Do I need a GP-referral?

No prior GP-referral is required. Booking with us includes a GP phone consultation and referral. Shortly after booking you will be contacted by a GP from our team who will discuss your scan and provide a referral.

How long is an MRI scan?

MRI scans generally take a bit longer than other types of scans. Individual scans take 10-30 minutes depending on the body part being scanned, overall it can take anywhere from 15 minutes to 90 minutes. You do have to lay very still for an MRI and if there is movement the scan may need to be repeated which can add some additional time.

What’s included in my booking?

With your GetScanned booking, you will receive:

  • A pre-scan phone consultation with a member of our medical team.
  • A referral for the scan.
  • Scheduling of a private MRI scan at your preferred scanning centre.
  • Access to your written report by a radiologist.
  • Access to your scan images (online and downloadable).

How much is a private MRI scan?

A private MRI scan cost varies depending on the part of the body being scanned and the location the scan is performed.
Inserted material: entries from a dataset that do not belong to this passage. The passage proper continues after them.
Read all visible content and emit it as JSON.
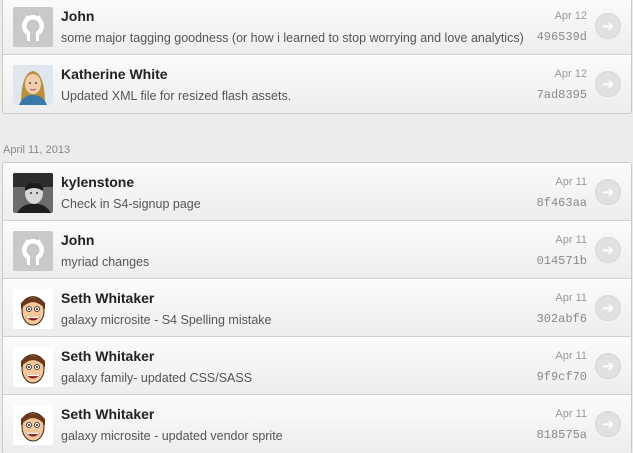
{
  "groups": [
    {
      "commits": [
        {
          "author": "John",
          "message": "some major tagging goodness (or how i learned to stop worrying and love analytics)",
          "date": "Apr 12",
          "sha": "496539d",
          "avatar": "github-default-avatar"
        },
        {
          "author": "Katherine White",
          "message": "Updated XML file for resized flash assets.",
          "date": "Apr 12",
          "sha": "7ad8395",
          "avatar": "photo-avatar-katherine"
        }
      ]
    },
    {
      "heading": "April 11, 2013",
      "commits": [
        {
          "author": "kylenstone",
          "message": "Check in S4-signup page",
          "date": "Apr 11",
          "sha": "8f463aa",
          "avatar": "photo-avatar-kylenstone"
        },
        {
          "author": "John",
          "message": "myriad changes",
          "date": "Apr 11",
          "sha": "014571b",
          "avatar": "github-default-avatar"
        },
        {
          "author": "Seth Whitaker",
          "message": "galaxy microsite - S4 Spelling mistake",
          "date": "Apr 11",
          "sha": "302abf6",
          "avatar": "cartoon-avatar-seth"
        },
        {
          "author": "Seth Whitaker",
          "message": "galaxy family- updated CSS/SASS",
          "date": "Apr 11",
          "sha": "9f9cf70",
          "avatar": "cartoon-avatar-seth"
        },
        {
          "author": "Seth Whitaker",
          "message": "galaxy microsite - updated vendor sprite",
          "date": "Apr 11",
          "sha": "818575a",
          "avatar": "cartoon-avatar-seth"
        }
      ]
    }
  ],
  "icons": {
    "go_button": "arrow-right-icon"
  },
  "colors": {
    "background": "#ececec",
    "row_top": "#fbfbfb",
    "row_bottom": "#ededed",
    "author": "#222222",
    "sha": "#8a8a8a"
  }
}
Generally, a private MRI scan in the UK starts at around £350, and includes the scheduling, scan itself and results.

What’s the difference between an open and closed MRI?

Closed MRI machines are the traditional and first type of MRI. They are used more frequently because they provide higher quality images, however they aren’t ideal for certain types of scan or when the patient has limited mobility. Open or wide-bore MRI machines don’t involve lying in a tight cylinder, instead they have wider openings with more space and are therefore considered better if you suffer from claustrophobia. A standing MRI or upright MRI is a new type of open MRI that allows the patient to be in various different positions, including weight bearing positions. If you would prefer an open MRI please filter by MRI type to find an open MRI near you, but please be aware it is only available at certain locations.